If you consider the integral from a to b on h(x) then that would be equal to the integrals of a to c, added to c to b. This is quite straight forward, and let this one differing point be c.
Then
Integral from a to b of h(x)
= Integral from a to c-dx of h(x) added to integral from c+dx to b of h(x)
[as dx -> 0]
= integral from a to b of g(x)
Where g(x) will then only differ at the point c.
That's pretty much a hand waving arguement I think though.
Actually it can be discontinuous a set of measure zero.
But I suspect the person who set this question expected something much less powerful. Here is a quick proof of what I think is meant by this problem.
Suppose that z in an interior point of (a,b). There is a e>0 such that (z-e,z+e) is a subset of [a,b]. Now by additively g is integrable on each of these subintervals: [a,z-e], [z-e,z+e] and [z+e,b]. Only on [z-e,z+e] have you changed the definition g so we can control the variation that interval, after all its length is only 2e.

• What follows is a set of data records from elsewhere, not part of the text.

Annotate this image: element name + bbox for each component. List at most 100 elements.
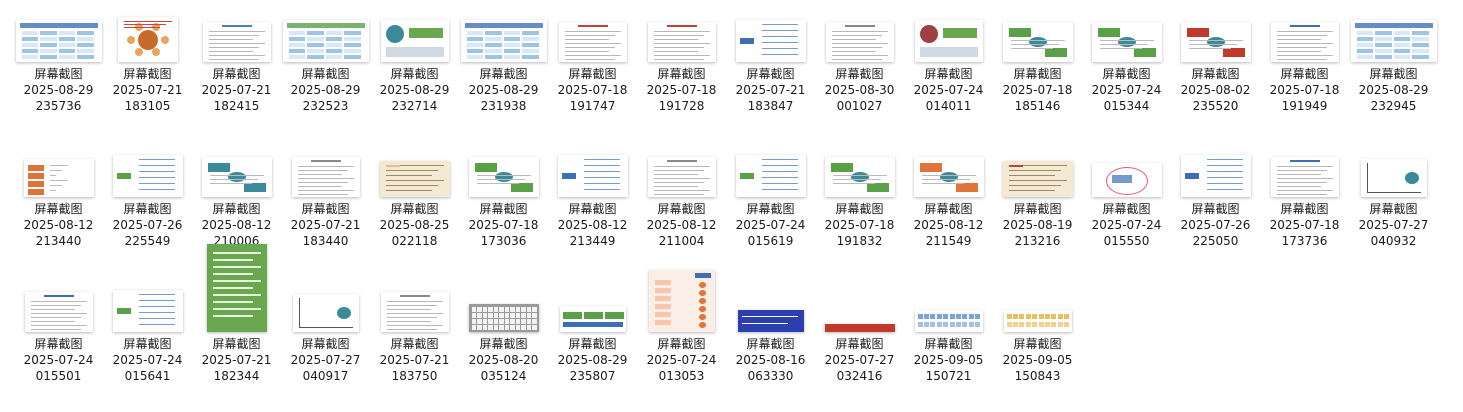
file-tile[interactable]: 屏幕截图 2025-09-05 150721: [904, 282, 993, 412]
file-name: 屏幕截图 2025-07-18 191832: [815, 201, 904, 249]
file-name-name: 屏幕截图: [1369, 67, 1418, 81]
scrollbar[interactable]: [1449, 0, 1463, 402]
file-name-time: 013053: [658, 369, 705, 383]
image-thumbnail: [1091, 163, 1162, 197]
file-tile[interactable]: 屏幕截图 2025-07-18 191949: [1260, 12, 1349, 142]
file-tile[interactable]: 屏幕截图 2025-07-21 183750: [370, 282, 459, 412]
file-name-name: 屏幕截图: [746, 67, 795, 81]
file-tile[interactable]: 屏幕截图 2025-08-29 232945: [1349, 12, 1438, 142]
file-tile[interactable]: 屏幕截图 2025-08-29 235807: [548, 282, 637, 412]
file-name-name: 屏幕截图: [34, 202, 83, 216]
file-name-name: 屏幕截图: [212, 67, 261, 81]
file-name-date: 2025-08-29: [379, 83, 450, 97]
file-name: 屏幕截图 2025-08-30 001027: [815, 66, 904, 114]
file-tile[interactable]: 屏幕截图 2025-07-24 015619: [726, 147, 815, 277]
thumbnail-frame: [103, 282, 192, 332]
file-tile[interactable]: 屏幕截图 2025-07-26 225050: [1171, 147, 1260, 277]
file-tile[interactable]: 屏幕截图 2025-07-18 191832: [815, 147, 904, 277]
image-thumbnail: [1180, 155, 1251, 197]
file-name-date: 2025-07-18: [468, 218, 539, 232]
image-thumbnail: [23, 159, 94, 197]
file-name: 屏幕截图 2025-09-05 150843: [993, 336, 1082, 384]
file-tile[interactable]: 屏幕截图 2025-07-21 182344: [192, 244, 281, 412]
file-name-date: 2025-07-18: [1002, 83, 1073, 97]
file-name-date: 2025-07-27: [290, 353, 361, 367]
file-tile[interactable]: 屏幕截图 2025-07-24 015550: [1082, 147, 1171, 277]
file-name-date: 2025-08-30: [824, 83, 895, 97]
file-tile[interactable]: 屏幕截图 2025-08-19 213216: [993, 147, 1082, 277]
file-name-date: 2025-08-20: [468, 353, 539, 367]
file-tile[interactable]: 屏幕截图 2025-08-12 211004: [637, 147, 726, 277]
file-tile[interactable]: 屏幕截图 2025-07-21 183440: [281, 147, 370, 277]
image-thumbnail: [824, 324, 895, 332]
file-tile[interactable]: 屏幕截图 2025-07-27 032416: [815, 282, 904, 412]
file-tile[interactable]: 屏幕截图 2025-07-18 191747: [548, 12, 637, 142]
file-tile[interactable]: 屏幕截图 2025-08-12 211549: [904, 147, 993, 277]
file-tile[interactable]: 屏幕截图 2025-07-18 185146: [993, 12, 1082, 142]
file-name-name: 屏幕截图: [657, 337, 706, 351]
image-thumbnail: [202, 22, 271, 62]
thumbnail-frame: [1171, 12, 1260, 62]
file-name-date: 2025-08-19: [1002, 218, 1073, 232]
file-name-date: 2025-09-05: [1002, 353, 1073, 367]
file-tile[interactable]: 屏幕截图 2025-07-18 173736: [1260, 147, 1349, 277]
file-name-time: 173736: [1281, 234, 1328, 248]
file-tile[interactable]: 屏幕截图 2025-08-29 232523: [281, 12, 370, 142]
file-name-date: 2025-07-24: [112, 353, 183, 367]
file-tile[interactable]: 屏幕截图 2025-08-12 213449: [548, 147, 637, 277]
file-tile[interactable]: 屏幕截图 2025-08-29 231938: [459, 12, 548, 142]
file-tile[interactable]: 屏幕截图 2025-07-18 191728: [637, 12, 726, 142]
file-tile[interactable]: 屏幕截图 2025-07-21 183105: [103, 12, 192, 142]
file-tile[interactable]: 屏幕截图 2025-07-24 015501: [14, 282, 103, 412]
file-tile[interactable]: 屏幕截图 2025-08-02 235520: [1171, 12, 1260, 142]
thumbnail-frame: [192, 12, 281, 62]
file-name-date: 2025-07-27: [1358, 218, 1429, 232]
file-tile[interactable]: 屏幕截图 2025-07-18 173036: [459, 147, 548, 277]
thumbnail-frame: [14, 147, 103, 197]
file-name-date: 2025-08-29: [468, 83, 539, 97]
file-name-name: 屏幕截图: [924, 202, 973, 216]
file-tile[interactable]: 屏幕截图 2025-08-29 235736: [14, 12, 103, 142]
file-name-time: 231938: [480, 99, 527, 113]
file-tile[interactable]: 屏幕截图 2025-07-21 183847: [726, 12, 815, 142]
file-name-time: 235807: [569, 369, 616, 383]
file-name-time: 232945: [1370, 99, 1417, 113]
file-tile[interactable]: 屏幕截图 2025-08-12 213440: [14, 147, 103, 277]
image-thumbnail: [112, 290, 183, 332]
file-name: 屏幕截图 2025-07-18 173736: [1260, 201, 1349, 249]
file-tile[interactable]: 屏幕截图 2025-08-25 022118: [370, 147, 459, 277]
file-tile[interactable]: 屏幕截图 2025-08-16 063330: [726, 282, 815, 412]
file-tile[interactable]: 屏幕截图 2025-08-20 035124: [459, 282, 548, 412]
file-name-date: 2025-08-29: [557, 353, 628, 367]
file-tile[interactable]: 屏幕截图 2025-07-24 013053: [637, 270, 726, 412]
file-name-name: 屏幕截图: [924, 67, 973, 81]
thumbnail-frame: [281, 147, 370, 197]
file-name-date: 2025-07-24: [913, 83, 984, 97]
file-tile[interactable]: 屏幕截图 2025-07-27 040917: [281, 282, 370, 412]
image-thumbnail: [468, 304, 539, 332]
file-name-name: 屏幕截图: [479, 337, 528, 351]
file-name-name: 屏幕截图: [1191, 202, 1240, 216]
file-tile[interactable]: 屏幕截图 2025-07-27 040932: [1349, 147, 1438, 277]
file-tile[interactable]: 屏幕截图 2025-07-24 014011: [904, 12, 993, 142]
file-name: 屏幕截图 2025-07-21 183750: [370, 336, 459, 384]
file-tile[interactable]: 屏幕截图 2025-08-29 232714: [370, 12, 459, 142]
file-tile[interactable]: 屏幕截图 2025-07-26 225549: [103, 147, 192, 277]
file-name: 屏幕截图 2025-08-12 213440: [14, 201, 103, 249]
file-tile[interactable]: 屏幕截图 2025-08-30 001027: [815, 12, 904, 142]
file-tile[interactable]: 屏幕截图 2025-07-21 182415: [192, 12, 281, 142]
file-name: 屏幕截图 2025-07-27 040917: [281, 336, 370, 384]
image-thumbnail: [379, 161, 450, 197]
file-tile[interactable]: 屏幕截图 2025-09-05 150843: [993, 282, 1082, 412]
file-name-date: 2025-07-24: [646, 353, 717, 367]
file-name: 屏幕截图 2025-07-24 014011: [904, 66, 993, 114]
file-name-name: 屏幕截图: [301, 67, 350, 81]
file-name: 屏幕截图 2025-08-29 235807: [548, 336, 637, 384]
file-tile[interactable]: 屏幕截图 2025-07-24 015344: [1082, 12, 1171, 142]
file-name-name: 屏幕截图: [212, 337, 261, 351]
file-tile[interactable]: 屏幕截图 2025-07-24 015641: [103, 282, 192, 412]
file-name-date: 2025-07-18: [1269, 83, 1340, 97]
image-thumbnail: [282, 20, 369, 62]
file-name-name: 屏幕截图: [568, 202, 617, 216]
file-name-time: 225050: [1192, 234, 1239, 248]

If we make e small enough the sum remains the same.
Keep at it. Sometimes you just get to a point where you need to be shown how to do many things, but you get past it at some stage. Once you get to a point where you've had enough "exposure" you'll be able to do all the things someone once had to show you and then YOU can "wow" the more inexperienced students!
-Dan
No, for example, you where able to understand about what I said about rational discontinuities. And furthermore were amazed by the statement. If you were at the limit you would not have understood what I said nor would have found the statement amazing. When you start to reach a point in math when you are amazed by some statements (for example, there exists a function which is continous everywhere and differenciable nowhere!!) then you are going good.